Salinger causes Zooey to refer to the bathroom as his “little chapel” and Bessie to recite more than forty items in the bathroom medicine chest. Each object is clearly tied to ego. Creams, nail files, powders, and toothpastes are mixed with ignored mementos of individual family lives: seashells, ancient tickets to a play, and a broken ring. Lest readers somehow miss the connection with these items and the affliction of ego, Zooey then engages in the most common Salinger demonstration of self-centeredness: he pays extraordinary homage to his nails.

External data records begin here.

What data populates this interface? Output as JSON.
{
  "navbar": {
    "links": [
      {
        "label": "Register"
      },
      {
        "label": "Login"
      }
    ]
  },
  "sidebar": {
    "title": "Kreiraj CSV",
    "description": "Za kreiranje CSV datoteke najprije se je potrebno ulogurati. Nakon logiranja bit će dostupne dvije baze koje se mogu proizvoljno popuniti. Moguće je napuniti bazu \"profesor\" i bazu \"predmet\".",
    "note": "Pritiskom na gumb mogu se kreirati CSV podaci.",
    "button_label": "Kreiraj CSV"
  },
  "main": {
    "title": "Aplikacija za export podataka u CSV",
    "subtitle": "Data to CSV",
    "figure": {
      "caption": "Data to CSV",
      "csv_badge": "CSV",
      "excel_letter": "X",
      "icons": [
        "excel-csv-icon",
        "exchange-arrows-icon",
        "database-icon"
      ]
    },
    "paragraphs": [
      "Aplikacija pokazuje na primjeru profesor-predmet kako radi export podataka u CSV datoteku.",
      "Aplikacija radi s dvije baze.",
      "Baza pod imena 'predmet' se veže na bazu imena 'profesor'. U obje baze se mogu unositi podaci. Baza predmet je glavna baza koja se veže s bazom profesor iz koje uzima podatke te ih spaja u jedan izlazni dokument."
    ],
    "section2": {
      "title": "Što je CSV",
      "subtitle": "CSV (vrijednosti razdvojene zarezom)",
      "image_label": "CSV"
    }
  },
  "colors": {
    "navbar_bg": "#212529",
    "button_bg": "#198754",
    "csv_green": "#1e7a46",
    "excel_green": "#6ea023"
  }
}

The story’s second section takes place in the family living room and consists of a conversation between Zooey and Franny. The setting of this scene is perhaps the most highly symbolic of the story. When first presented, the room is being used by Franny as a kind of spiritual tomb and is infested with the ghosts of the past. Crammed with articles and furniture, it is dark, heavy, and dust-laden. Each eclectic piece of furniture, every nick and stain, book and family keepsake, is described in both physical and historical detail. Each object and imperfection carries flashbacks that haunt the scene and seem to hover over the sleeping Franny like the ghosts of children long grown or long dead.*
Ostensibly, the room is awaiting the arrival of painters to cover the myriad historical blemishes and renew it with a fresh coat of paint. In preparation for the workers, Bessie removes the heavy damask curtains from the windows as Franny sleeps on the couch nearby. Suddenly, perhaps for the first time in countless years, the room is awash in sunlight, illuminating the clutter that will clearly make the painters’ job impossible.